Il y a 20 ans, le Sénat s’alarmait déjà de la déconnexion entre la réalité carcérale et la structure de la population incarcérée et de ses conséquences sur les conditions de détention (voir ici). Rien n’a fondamentalement changé en 20 ans, la situation s’est même aggravée comme l’annonçait déjà le Sénat. Ces conditions dégradées génèrent de la frustration, de la colère, voire de la haine, dont la radicalisation n’est que l’un des aspects les plus démonstratifs.

« La croissance du nombre des condamnés depuis vingt ans s'est parallèlement accompagnée d'un bouleversement de la structure de la population carcérale : les délinquants sexuels, les malades mentaux et les toxicomanes représentent désormais, comme dans les pays étrangers, les trois principales composantes de la population des prisons françaises »

Ces populations étaient caractérisées par le Sénat qui mesurait l’inadaptation du milieu carcéral à ces profils :

  • «Les « pointeurs » : une population pénale paisible, soumise à une double peine

  • Les toxicomanes : une population fragile psychologiquement et très perturbée par le phénomène de manque. Elle est donc très exposée au risque de suicide et très dépendante des autres détenus dans sa quête de stupéfiants.

  • Les " malades mentaux " : près de 30 % de la population carcérale : une telle proportion s'explique principalement par une réforme du code pénal et par une évolution inquiétante de la psychiatrie en France. (en 2019 on est plus près des 40 % de pathologies mentales et plus de 80 % des détenus présentent au minimum un état anxieux généralisé ou une dépression)

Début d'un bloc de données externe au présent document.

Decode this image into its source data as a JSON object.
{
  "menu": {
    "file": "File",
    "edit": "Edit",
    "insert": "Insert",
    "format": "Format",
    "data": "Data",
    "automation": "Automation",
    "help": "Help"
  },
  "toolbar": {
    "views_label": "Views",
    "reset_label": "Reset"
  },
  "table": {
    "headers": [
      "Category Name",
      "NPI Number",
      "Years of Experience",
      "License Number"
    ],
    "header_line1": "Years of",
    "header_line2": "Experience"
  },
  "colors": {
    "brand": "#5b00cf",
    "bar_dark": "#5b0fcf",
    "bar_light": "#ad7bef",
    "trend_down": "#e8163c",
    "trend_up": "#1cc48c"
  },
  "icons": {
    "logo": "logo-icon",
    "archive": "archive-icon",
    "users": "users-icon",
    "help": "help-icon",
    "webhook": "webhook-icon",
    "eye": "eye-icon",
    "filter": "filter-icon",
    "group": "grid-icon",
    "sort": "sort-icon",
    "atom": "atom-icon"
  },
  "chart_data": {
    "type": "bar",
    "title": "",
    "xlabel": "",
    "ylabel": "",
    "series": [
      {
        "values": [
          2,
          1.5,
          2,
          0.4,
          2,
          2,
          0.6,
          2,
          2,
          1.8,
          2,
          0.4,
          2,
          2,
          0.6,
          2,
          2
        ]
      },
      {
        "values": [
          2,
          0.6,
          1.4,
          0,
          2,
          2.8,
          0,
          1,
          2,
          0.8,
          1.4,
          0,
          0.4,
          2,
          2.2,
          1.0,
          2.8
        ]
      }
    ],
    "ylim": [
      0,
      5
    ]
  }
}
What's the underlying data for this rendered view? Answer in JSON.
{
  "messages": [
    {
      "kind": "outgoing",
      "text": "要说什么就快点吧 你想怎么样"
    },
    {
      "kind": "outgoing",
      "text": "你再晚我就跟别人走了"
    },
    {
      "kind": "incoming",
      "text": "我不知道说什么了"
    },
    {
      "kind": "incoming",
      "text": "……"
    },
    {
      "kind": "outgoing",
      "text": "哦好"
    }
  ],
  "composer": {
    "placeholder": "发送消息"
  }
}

Concernant les pathologies mentales, le Sénat dénonçait plus particulièrement la rédaction de l’article 122-1 du code pénal dont le deuxième alinéa est ainsi rédigé " La personne qui était atteinte, au moment des faits, d'un trouble psychique ou neuropsychique ayant altéré son discernement ou entravé le contrôle de ses actes demeure punissable ; toutefois, la juridiction tient compte de cette circonstance lorsqu'elle détermine la peine et en fixe le régime. ". Le Sénat avait constaté que certaines juridictions y ont vu l'opportunité d'appliquer une peine plus lourde. Il parlait même « d’un retour à la prison de l’ancien régime » (sic).

Les personnes âgées et le handicap préoccupait déjà le Sénat, alors qu’en 2000 ils étaient bien moins nombreux qu’aujourd’hui. Le Sénat écrivait : « Non seulement les cellules ne sont pas adaptées, mais l'architecture des prisons n'a pas été conçue pour des personnes invalides. Ainsi, il n'existe pas d'ascenseur et les distances à parcourir pour accéder aux cours de promenades, aux parloirs ou encore aux unités de soins sont souvent importantes.

Par ailleurs, dans les établissements spécialisés pour les personnes dépendantes, ces dernières bénéficient d'un personnel formé qui assure leurs soins. En prison, les détenus dépendants, impotents ou incontinents doivent se débrouiller tous seuls. Souvent, ils ne sortent plus de leurs cellules et leur hygiène peut s'avérer très précaire. ».

Vingt ans plus tard les mêmes constats peuvent être faits, y compris dans les établissements récents.

En octobre 2017 l’APF (Association des Paralysés de France) et Ban Public publiaient un plaidoyer commun sous le titre : « Prison & handicap : non à la double peine ! ». téléchargeable ici en pdf.

Le Sénat précisait l’origine du mal :

  • Echec du système scolaire, tout d'abord.

  • Echec du milieu familial, ensuite.

  • Echec du système économique, enfin.

Qu’avons-nous fait en vingt ans pour changer ce constat ?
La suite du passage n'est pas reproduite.